White House Press Secretaries work very hard to save the President from himself (and herself, in the future). The most common of these situations is when the President has been caught “overstretching a euphemism” (to those untrained in diplomacy, “misspoke”, and to plain folk, “lied”). Watching Press Secretaries tiptoeing through the reporters’ questions in the briefing room can leave one amused, pained, angry, embarrassed for the Secretary, or all of the above. Jay Carney, President Obama’s current Press Secretary, appears to have somewhat greater challenges than most.
But what if one of Carney’s children came to recognize that Daddy was frequently not exactly truthful and made a simple wish, “that Daddy would be unable to tell a lie for an entire day”¹ and the wish became true—on the day of the next press briefing!
White House Press Briefing Room
Carney: “I have no opening statement this morning, so let’s just get started. Wendell”?
Wendell: “Can you give us any insight into the President’s complaints about the Supreme Court Justices again”?
Carney: “Well, you know he’s a student of the Constitution…he studied it like an Army general studies and identifies vulnerabilities of our enemies. The President knows all the weaknesses of the Constitution, the Court and the Justices, and he has a plan to defeat them all. Mmn…Chuck”?
Chuck: “Do you mean the Constitution’s failures to provide for all the assistance and protection that all the underclasses need”?
Carney: “Yes; he believes the present Constitution was fine for wealthy white slaveholders in the 18th century. Today, we don’t need any kind of Constitution—our President knows what’s needed, when and how; he can rule the country without any extraneous documents. Helene”?
Helene: “But what can the President do if the Court rules against the Affordable Health Care Act”?
Carney: “He doesn’t worry—the bully pulpit always trumps the black robe”.

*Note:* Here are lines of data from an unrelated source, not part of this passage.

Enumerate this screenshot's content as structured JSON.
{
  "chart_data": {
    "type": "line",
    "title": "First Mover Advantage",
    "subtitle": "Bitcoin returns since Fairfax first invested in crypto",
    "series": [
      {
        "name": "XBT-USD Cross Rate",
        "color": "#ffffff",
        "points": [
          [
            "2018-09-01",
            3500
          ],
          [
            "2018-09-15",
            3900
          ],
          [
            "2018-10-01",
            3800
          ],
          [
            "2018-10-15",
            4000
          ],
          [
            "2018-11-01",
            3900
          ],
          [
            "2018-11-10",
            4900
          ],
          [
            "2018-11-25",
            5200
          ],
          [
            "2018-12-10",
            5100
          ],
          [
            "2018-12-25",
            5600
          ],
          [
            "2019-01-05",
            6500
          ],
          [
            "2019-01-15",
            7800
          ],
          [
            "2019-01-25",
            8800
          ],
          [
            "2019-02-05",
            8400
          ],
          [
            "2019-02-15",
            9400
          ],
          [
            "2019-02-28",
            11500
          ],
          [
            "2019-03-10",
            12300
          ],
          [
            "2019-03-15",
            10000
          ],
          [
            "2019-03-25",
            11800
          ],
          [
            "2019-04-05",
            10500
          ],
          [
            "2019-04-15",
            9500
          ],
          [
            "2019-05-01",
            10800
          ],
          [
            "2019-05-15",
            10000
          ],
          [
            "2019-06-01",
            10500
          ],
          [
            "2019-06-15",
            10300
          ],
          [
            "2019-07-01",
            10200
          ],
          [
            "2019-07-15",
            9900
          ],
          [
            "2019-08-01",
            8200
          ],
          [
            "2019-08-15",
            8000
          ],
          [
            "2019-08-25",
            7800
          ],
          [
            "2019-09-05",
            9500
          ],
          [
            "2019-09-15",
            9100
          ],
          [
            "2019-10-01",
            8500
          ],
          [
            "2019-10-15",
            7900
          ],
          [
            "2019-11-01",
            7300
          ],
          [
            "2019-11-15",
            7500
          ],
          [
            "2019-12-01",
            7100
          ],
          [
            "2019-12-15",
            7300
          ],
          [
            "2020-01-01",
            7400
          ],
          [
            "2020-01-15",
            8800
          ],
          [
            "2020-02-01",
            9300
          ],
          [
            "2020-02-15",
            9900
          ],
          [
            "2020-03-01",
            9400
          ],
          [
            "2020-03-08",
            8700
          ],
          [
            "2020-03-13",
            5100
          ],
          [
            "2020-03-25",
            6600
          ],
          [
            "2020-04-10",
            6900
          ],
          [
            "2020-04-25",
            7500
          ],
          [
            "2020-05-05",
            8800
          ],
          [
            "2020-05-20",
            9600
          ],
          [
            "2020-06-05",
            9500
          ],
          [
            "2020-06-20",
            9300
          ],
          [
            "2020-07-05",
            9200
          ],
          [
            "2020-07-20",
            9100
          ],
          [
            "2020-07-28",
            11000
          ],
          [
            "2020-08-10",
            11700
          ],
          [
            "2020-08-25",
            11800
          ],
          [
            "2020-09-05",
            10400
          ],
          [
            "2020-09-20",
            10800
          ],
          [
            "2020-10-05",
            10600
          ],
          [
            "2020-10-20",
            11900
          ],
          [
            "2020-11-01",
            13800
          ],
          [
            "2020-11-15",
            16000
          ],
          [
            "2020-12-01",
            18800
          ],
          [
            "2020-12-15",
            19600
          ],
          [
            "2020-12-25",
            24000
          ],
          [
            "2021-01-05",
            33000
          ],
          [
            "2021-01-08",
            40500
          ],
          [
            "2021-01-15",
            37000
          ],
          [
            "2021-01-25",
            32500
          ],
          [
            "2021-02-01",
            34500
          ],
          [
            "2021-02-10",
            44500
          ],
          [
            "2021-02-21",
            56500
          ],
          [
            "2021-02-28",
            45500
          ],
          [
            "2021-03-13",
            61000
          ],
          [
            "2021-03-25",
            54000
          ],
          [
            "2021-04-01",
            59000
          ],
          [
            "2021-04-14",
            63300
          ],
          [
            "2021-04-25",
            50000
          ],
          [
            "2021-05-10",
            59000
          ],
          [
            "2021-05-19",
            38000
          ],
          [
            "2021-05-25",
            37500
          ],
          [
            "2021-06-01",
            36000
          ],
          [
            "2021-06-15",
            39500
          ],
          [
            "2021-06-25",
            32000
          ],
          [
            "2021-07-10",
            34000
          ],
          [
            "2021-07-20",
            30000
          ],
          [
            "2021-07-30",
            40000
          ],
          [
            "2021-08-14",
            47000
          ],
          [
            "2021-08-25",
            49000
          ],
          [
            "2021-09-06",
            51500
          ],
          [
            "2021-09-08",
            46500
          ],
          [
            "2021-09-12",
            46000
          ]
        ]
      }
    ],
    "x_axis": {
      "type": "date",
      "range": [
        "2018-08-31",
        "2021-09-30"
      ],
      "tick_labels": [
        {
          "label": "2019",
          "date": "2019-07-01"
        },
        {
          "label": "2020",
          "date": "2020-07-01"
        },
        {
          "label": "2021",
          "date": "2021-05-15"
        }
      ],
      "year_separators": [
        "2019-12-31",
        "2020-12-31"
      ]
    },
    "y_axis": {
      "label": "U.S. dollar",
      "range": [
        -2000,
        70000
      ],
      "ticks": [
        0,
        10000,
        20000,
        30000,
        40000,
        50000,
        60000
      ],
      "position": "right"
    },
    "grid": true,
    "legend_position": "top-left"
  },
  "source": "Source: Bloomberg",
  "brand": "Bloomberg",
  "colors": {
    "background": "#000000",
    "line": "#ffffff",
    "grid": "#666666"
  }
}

Helene: “Follow-up on”—(Carney breaks in),
Carney: “Let’s see…Jessica”?
Jessica: “What specific steps does the President plan to take to lower gas prices”?
Carney: “He doesn’t plan to do anything! The country’s gasoline binge is George Bush’s fault. Before Bush, we had plenty of gas and prices were dirt cheap. If the Supreme Court had let Al Gore win, gasoline engine production would have been prohibited in the U.S. by now, and gas prices would be moot. Uh…Norah”?
Norah: “Is the President concerned about the tightening of the polls in his reelection”?
Carney: “Nah—he sleeps well; the fix is in. Hmm…Ed”?
Ed: “Are you telling us there’s going to be an October Surprise?”
Carney: “I suppose so … yes, there’s going to be a surprise. Jake”?
Jake: “Do you know any of the details”?
Carney: “Not a lot; I only know a few of the secre—uh, details. I know the secret Chinese campaign contribution of $900 million is being distributed to Democratic operatives across the country. But I don’t know if the declaration of national emergency and martial law comes before or after the election”.
A commotion ensues at the front of the room, with three White House Staff men tackling Carney, and starting to drag him out of the room by his feet.
Carney: (gasping, his voice raised a full octave) “HE TOLD YOU IT WAS GOING TO BE HIS LAST ELECTION…WHAT DID YOU THINK”? “unintelligible” (his voice trailing, as his body disappears through the doorway.
Wendell: (standing) “I guess this means the briefing is over”?
(Reporters file out of the room, strangely silent).
¹ If the premise sounds familiar, that’s because it has been the basis for three movies in the U.S., plus films in other countries.